One theme that emerged was that flexibility had, in a way, become a means to govern workers. While managers believed that flexibility gave employees greater independence and reduced stress, it also catered largely to the needs of the firm. Workers were expected to be available to meet deadlines in a highly competitive environment, and the concept of overtime didn’t exist. As one manager put it, ...because we are financially driven we say as long as we hit targets, certain targets, then people can do almost what they want to get to those targets. Whether they work 14 hours a day or whether they work six the next day, however it works out to be, we are very flexible in that way.

What appears to be a long leash is actually a short leash, says MacEachen. In these companies, which all had fewer than 300 employees, the line between home and work was also blurred. While flexibility was believed to promote work-life balance, MacEachen says, What we were seeing was that work always came first, and family was made to fit into work.
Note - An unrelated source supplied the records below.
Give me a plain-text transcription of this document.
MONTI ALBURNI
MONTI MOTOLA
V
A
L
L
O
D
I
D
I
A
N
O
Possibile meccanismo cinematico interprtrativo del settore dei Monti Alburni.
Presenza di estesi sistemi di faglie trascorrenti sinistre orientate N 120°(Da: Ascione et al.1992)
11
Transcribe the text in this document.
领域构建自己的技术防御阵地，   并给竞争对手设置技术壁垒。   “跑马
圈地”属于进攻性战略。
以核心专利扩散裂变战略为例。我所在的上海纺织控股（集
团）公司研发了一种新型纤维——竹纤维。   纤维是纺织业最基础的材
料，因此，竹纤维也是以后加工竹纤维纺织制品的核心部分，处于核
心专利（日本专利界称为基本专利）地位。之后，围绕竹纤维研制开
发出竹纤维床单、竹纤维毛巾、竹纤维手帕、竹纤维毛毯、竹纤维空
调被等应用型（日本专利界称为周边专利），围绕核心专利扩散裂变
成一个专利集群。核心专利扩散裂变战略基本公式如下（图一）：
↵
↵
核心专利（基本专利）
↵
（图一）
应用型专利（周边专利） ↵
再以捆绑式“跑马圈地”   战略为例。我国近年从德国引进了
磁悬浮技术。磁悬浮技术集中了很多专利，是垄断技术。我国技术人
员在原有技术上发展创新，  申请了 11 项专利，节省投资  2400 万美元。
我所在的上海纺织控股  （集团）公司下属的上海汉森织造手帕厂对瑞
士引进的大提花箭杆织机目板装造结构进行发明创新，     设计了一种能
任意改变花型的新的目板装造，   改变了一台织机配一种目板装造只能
The high-tech sector is not required to register with the Workplace Safety & Insurance Board (WSIB), Ontario’s workers’ compensation agency but can choose to do so. Many companies in the study opted not to have WSIB insurance, and it is unknown what the implications are. Because these employees were well-paid and accepted the long hours, one might question why these issues are relevant. But MacEachen points out, The work conditions they agree to set the tone for many other workers within related industries. This influence on the broader work culture, therefore, might extend to employees in less favourable circumstances – those who earn much less money, or those who can’t work 14-hour stretches, for example.

This type of study, which is called a qualitative study, is useful in investigating new and emerging areas of interest. This study, for instance, points to the fact that we don’t know the long-term health implications of intense working hours and job instability in such a competitive environment. MacEachen has presented her findings at several conferences, including the American Public Health Association’s Annual Meeting in Boston last November.